Column, Opinions

Reflections on a Jesuit Education

I have now spent the past six years of my life in a Jesuit learning environment and as most know that comes with a lot of reflection. In fact, I probably spent at least a third of my high school career reflecting.

All of this, often tedious, reflecting has led to a deep appreciation for a Jesuit education that certainly would have shocked the girl who chose a Jesuit high school on a bit of a whim. 

I left my Catholic middle school with a very negative outlook toward religious education and an understanding that I was definitely an atheist. 

I had chosen a high school that I knew was Jesuit with the idea that they were probably a little more relaxed about the whole religion thing. Now I could not be more grateful that I did.

My experiences at a Jesuit high school absolutely shaped me into the person I am today, but I didn’t initially appreciate this experience. Retreats were the bane of my existence and theology class bored me beyond belief.

I didn’t fully understand how lucky I was to be there until I was an upperclassman. 

I went into my junior year theology class expecting very little. The class was literally called The Bible and I was most certainly dreading it. I spent the first week trying to bait my teacher into an argument out of some combination of boredom and annoyance. 

Thankfully, it never worked. My teacher answered every question I had with thoughtfulness and humility that I had yet to really experience from a religious teacher. He opened the very first class by explaining why he wanted to teach us about the Bible. 

He said that one does not have to be religious to gain something from the Bible. Instead one just has to look at the impact it has had on the world. For better or for worse, the Bible is one of the most important historical and cultural documents we have access to.

That class heavily impacted the way I viewed all religions. Whether we like it or not, our world has been shaped by religion and learning about it can sharpen our insight into human nature. But more importantly, I realized that I did not have to necessarily subscribe to a faith to take something meaningful from it.

My new thoughts and beliefs were cemented on the final retreat I had to go on during my senior year. Before going on Kairos, just the idea of the retreat elicited incessant complaints.

But the community and love I felt on that trip is something I will never forget. It may not have been connected to God for me personally but I felt it nonetheless. 

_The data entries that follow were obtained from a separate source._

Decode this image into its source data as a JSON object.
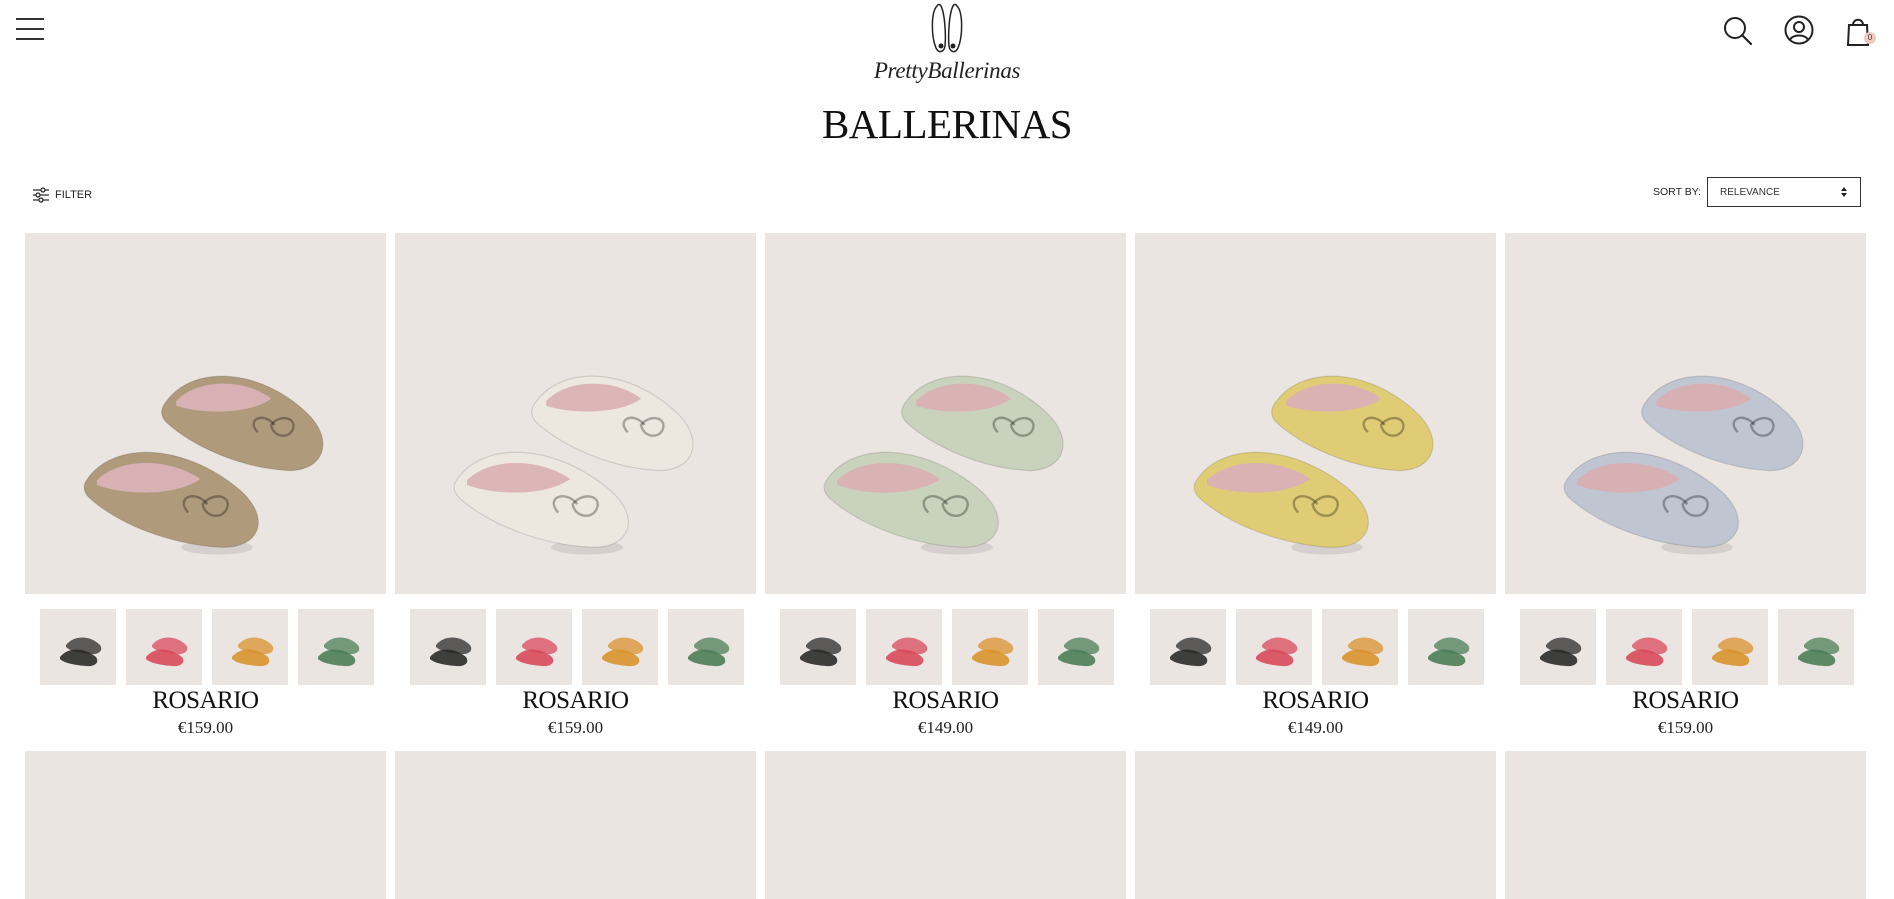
{
  "header": {
    "brand": "PrettyBallerinas",
    "menu_icon": "hamburger-menu-icon",
    "search_icon": "search-icon",
    "account_icon": "user-icon",
    "cart_icon": "shopping-bag-icon",
    "cart_count": "0"
  },
  "page": {
    "title": "BALLERINAS"
  },
  "toolbar": {
    "filter_label": "FILTER",
    "filter_icon": "sliders-icon",
    "sort_label": "SORT BY:",
    "sort_value": "RELEVANCE",
    "sort_icon": "up-down-arrows-icon"
  },
  "swatch_colors": [
    "#2b2b2b",
    "#d94a5c",
    "#d9922e",
    "#4c7d57"
  ],
  "products": [
    {
      "name": "ROSARIO",
      "price": "€159.00",
      "color": "#b09a7c",
      "lining": "#d8b1b4"
    },
    {
      "name": "ROSARIO",
      "price": "€159.00",
      "color": "#ece8e0",
      "lining": "#dcb5b7"
    },
    {
      "name": "ROSARIO",
      "price": "€149.00",
      "color": "#c9d2bd",
      "lining": "#d9b2b4"
    },
    {
      "name": "ROSARIO",
      "price": "€149.00",
      "color": "#e0cc74",
      "lining": "#dbb2b3"
    },
    {
      "name": "ROSARIO",
      "price": "€159.00",
      "color": "#bfc6d2",
      "lining": "#d7b0b4"
    }
  ]
}
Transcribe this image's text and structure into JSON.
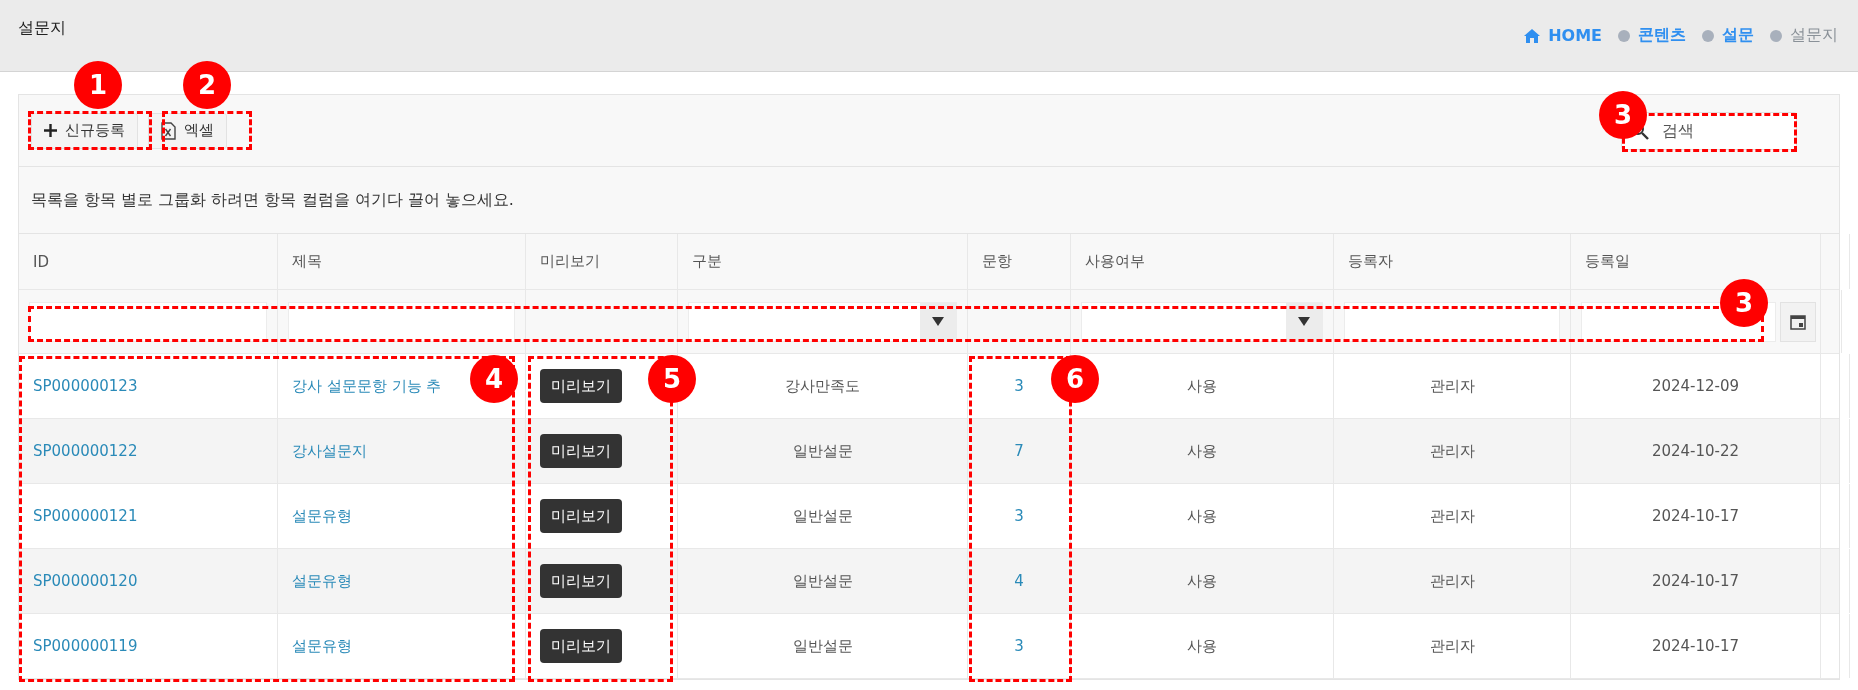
{
  "page_title": "설문지",
  "breadcrumb": [
    {
      "label": "HOME",
      "kind": "home",
      "selected": false
    },
    {
      "label": "콘텐츠",
      "kind": "item",
      "selected": false
    },
    {
      "label": "설문",
      "kind": "item",
      "selected": false
    },
    {
      "label": "설문지",
      "kind": "item",
      "selected": true
    }
  ],
  "toolbar": {
    "new_button": "신규등록",
    "excel_button": "엑셀",
    "search": {
      "placeholder": "검색"
    }
  },
  "group_hint": "목록을 항목 별로 그룹화 하려면 항목 컬럼을 여기다 끌어 놓으세요.",
  "table": {
    "columns": [
      "ID",
      "제목",
      "미리보기",
      "구분",
      "문항",
      "사용여부",
      "등록자",
      "등록일"
    ],
    "filters": [
      {
        "kind": "text"
      },
      {
        "kind": "text"
      },
      {
        "kind": "none"
      },
      {
        "kind": "select"
      },
      {
        "kind": "none"
      },
      {
        "kind": "select"
      },
      {
        "kind": "text"
      },
      {
        "kind": "date"
      }
    ],
    "rows": [
      {
        "id": "SP000000123",
        "title": "강사 설문문항 기능 추",
        "preview": "미리보기",
        "category": "강사만족도",
        "items": "3",
        "use": "사용",
        "author": "관리자",
        "date": "2024-12-09"
      },
      {
        "id": "SP000000122",
        "title": "강사설문지",
        "preview": "미리보기",
        "category": "일반설문",
        "items": "7",
        "use": "사용",
        "author": "관리자",
        "date": "2024-10-22"
      },
      {
        "id": "SP000000121",
        "title": "설문유형",
        "preview": "미리보기",
        "category": "일반설문",
        "items": "3",
        "use": "사용",
        "author": "관리자",
        "date": "2024-10-17"
      },
      {
        "id": "SP000000120",
        "title": "설문유형",
        "preview": "미리보기",
        "category": "일반설문",
        "items": "4",
        "use": "사용",
        "author": "관리자",
        "date": "2024-10-17"
      },
      {
        "id": "SP000000119",
        "title": "설문유형",
        "preview": "미리보기",
        "category": "일반설문",
        "items": "3",
        "use": "사용",
        "author": "관리자",
        "date": "2024-10-17"
      }
    ]
  },
  "callouts": [
    "1",
    "2",
    "3",
    "3",
    "4",
    "5",
    "6"
  ]
}
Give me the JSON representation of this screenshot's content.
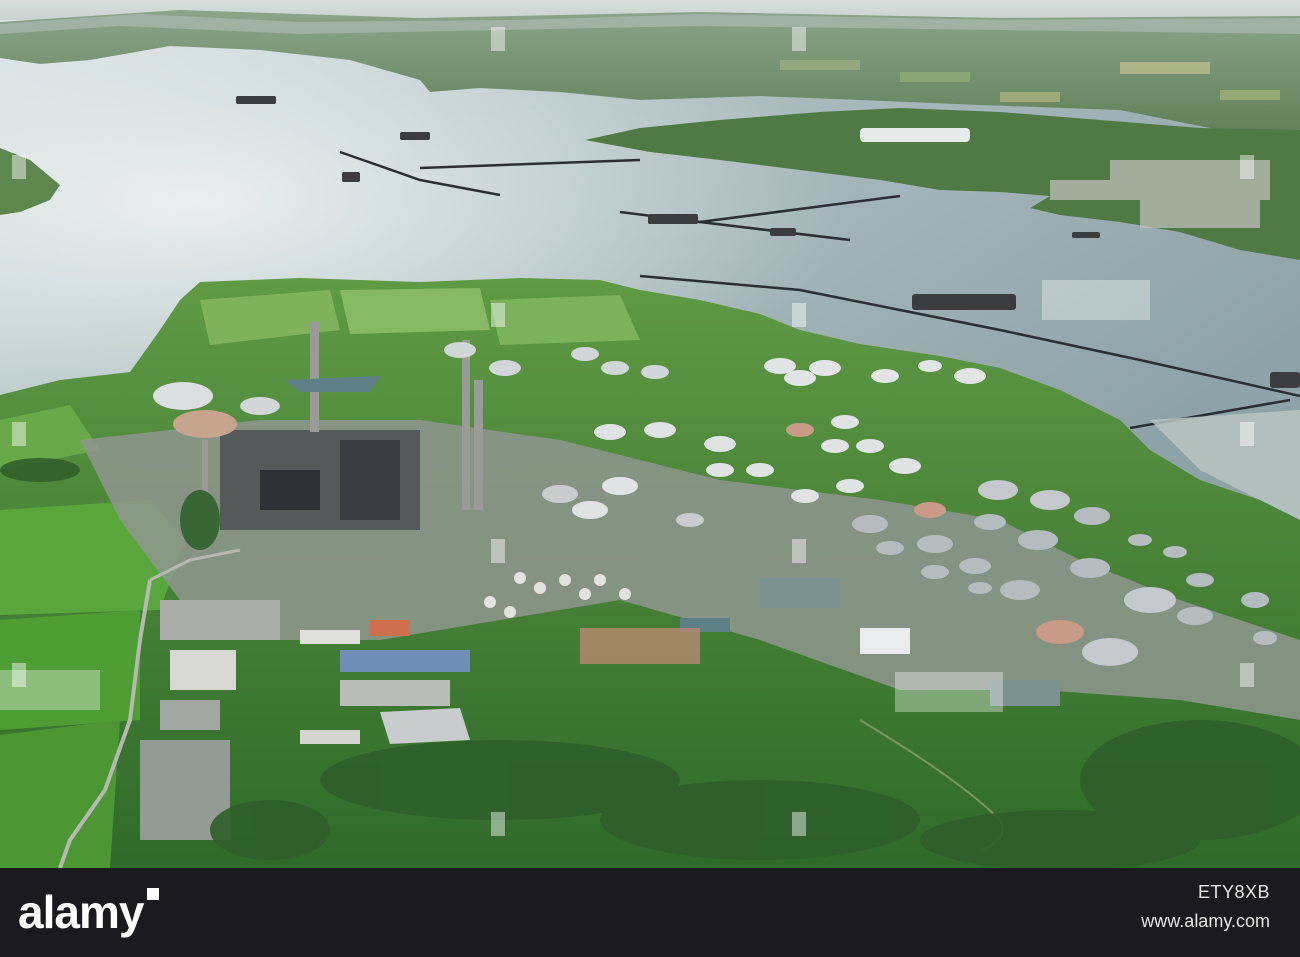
{
  "photo": {
    "subject": "aerial-refinery",
    "colors": {
      "water": "#9fb3b8",
      "water_glare": "#d9e3e3",
      "land_far": "#6f8f6a",
      "field": "#55a23c",
      "tank": "#c9ced0",
      "haze": "#cfd8d6"
    }
  },
  "watermark": {
    "logo": "alamy",
    "image_id": "ETY8XB",
    "url": "www.alamy.com"
  }
}
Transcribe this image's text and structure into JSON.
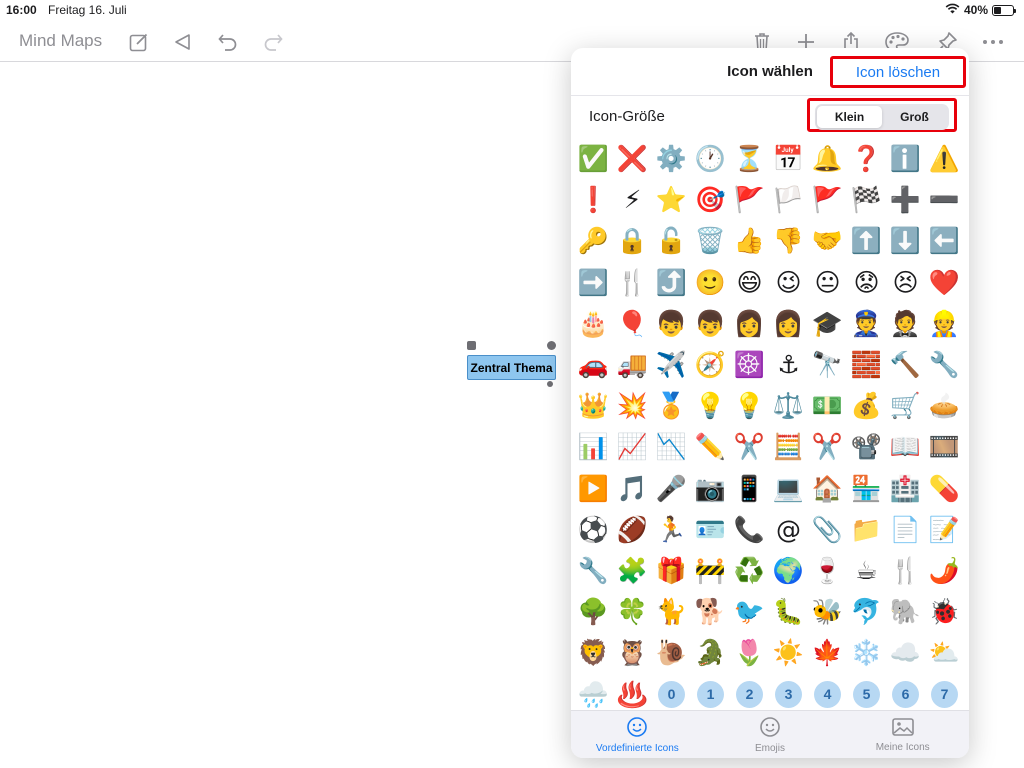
{
  "statusbar": {
    "time": "16:00",
    "date": "Freitag 16. Juli",
    "battery": "40%",
    "battery_level": 0.4
  },
  "toolbar": {
    "app_title": "Mind Maps",
    "left_icons": [
      "compose-icon",
      "back-triangle-icon",
      "undo-icon",
      "redo-icon"
    ],
    "right_icons": [
      "trash-icon",
      "plus-icon",
      "share-icon",
      "palette-icon",
      "pin-icon",
      "more-icon"
    ]
  },
  "canvas": {
    "node_label": "Zentral Thema"
  },
  "popover": {
    "title": "Icon wählen",
    "clear_button": "Icon löschen",
    "size_label": "Icon-Größe",
    "size_options": [
      "Klein",
      "Groß"
    ],
    "size_selected": "Klein",
    "icons": [
      "✅",
      "❌",
      "⚙️",
      "🕐",
      "⏳",
      "📅",
      "🔔",
      "❓",
      "ℹ️",
      "⚠️",
      "❗",
      "⚡",
      "⭐",
      "🎯",
      "🚩",
      "🏳️",
      "🚩",
      "🏁",
      "➕",
      "➖",
      "🔑",
      "🔒",
      "🔓",
      "🗑️",
      "👍",
      "👎",
      "🤝",
      "⬆️",
      "⬇️",
      "⬅️",
      "➡️",
      "🍴",
      "⤴️",
      "🙂",
      "😄",
      "😉",
      "😐",
      "😟",
      "😣",
      "❤️",
      "🎂",
      "🎈",
      "👦",
      "👦",
      "👩",
      "👩",
      "🎓",
      "👮",
      "🤵",
      "👷",
      "🚗",
      "🚚",
      "✈️",
      "🧭",
      "☸️",
      "⚓",
      "🔭",
      "🧱",
      "🔨",
      "🔧",
      "👑",
      "💥",
      "🏅",
      "💡",
      "💡",
      "⚖️",
      "💵",
      "💰",
      "🛒",
      "🥧",
      "📊",
      "📈",
      "📉",
      "✏️",
      "✂️",
      "🧮",
      "✂️",
      "📽️",
      "📖",
      "🎞️",
      "▶️",
      "🎵",
      "🎤",
      "📷",
      "📱",
      "💻",
      "🏠",
      "🏪",
      "🏥",
      "💊",
      "⚽",
      "🏈",
      "🏃",
      "🪪",
      "📞",
      "@",
      "📎",
      "📁",
      "📄",
      "📝",
      "🔧",
      "🧩",
      "🎁",
      "🚧",
      "♻️",
      "🌍",
      "🍷",
      "☕",
      "🍴",
      "🌶️",
      "🌳",
      "🍀",
      "🐈",
      "🐕",
      "🐦",
      "🐛",
      "🐝",
      "🐬",
      "🐘",
      "🐞",
      "🦁",
      "🦉",
      "🐌",
      "🐊",
      "🌷",
      "☀️",
      "🍁",
      "❄️",
      "☁️",
      "⛅",
      "🌧️",
      "♨️",
      "0",
      "1",
      "2",
      "3",
      "4",
      "5",
      "6",
      "7"
    ],
    "tabs": [
      {
        "label": "Vordefinierte Icons",
        "icon": "smiley-icon"
      },
      {
        "label": "Emojis",
        "icon": "smiley-icon"
      },
      {
        "label": "Meine Icons",
        "icon": "image-icon"
      }
    ],
    "active_tab": "Vordefinierte Icons",
    "accent_color": "#1b7bf2",
    "highlight_color": "#e8000b"
  }
}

I suppose it was just another couple of days filled with reflections, but these experiences were unlike anything  I had experienced before. The most meaningful moments were not the result of the prompts we were given to answer, but simply just being in each other’s presence. 

I learned so much about myself and my peers on that trip. It forced me to shift my worldview completely.

I spent four years of high school being told that it was my responsibility to help others, and that the impact one has on those around them will always be more important than any material success. 

Doing good work was not an ideal that my high school hoped their students achieved but an expectation. My attitude toward my own service work completely shifted, and I began developing new ideas about how I could work to make change in the future. It was regularly expressed that we were being taught to be the type of people who made change.

These values are why I chose to continue my Jesuit education in college. In the past two years, I have become even more convinced of my correct decision in choosing a Jesuit education. 

I still do not believe in a higher power, but I have felt the benefit of an education that works to teach higher values. My educational experiences in high school and college have encouraged questions and disbelief. It has allowed me to truly delve into my own convictions while having a deep-seated respect for others’ religious beliefs.

Morality seems to be a complicated issue in today’s world. The development of the self is difficult in a world that does not often teach or appreciate subjects like philosophy. But I do believe that religion can act as a guiding figure for many people. 

Religion and religious education can inspire people to really consider their own moral codes and philosophies. This understanding of self can only lead to a greater understanding of the world around you. It allows you to walk through the world with both empathy and confidence.

But it is certainly not a perfect thing. Religion is a true reflector of human nature and is capable of both good and bad. The Jesuits are certainly no exception. The values of curiosity, compassion, and desire for change that have been seemingly drilled into me are now a crucial part of who I am. 

My educational experience has been one of change and growth which I can only attribute to the culture of a Jesuit institution. I am so incredibly grateful to have two more years of opportunities to continue this growth even if it does mean having to occasionally suffer through some fairly boring, silent reflections.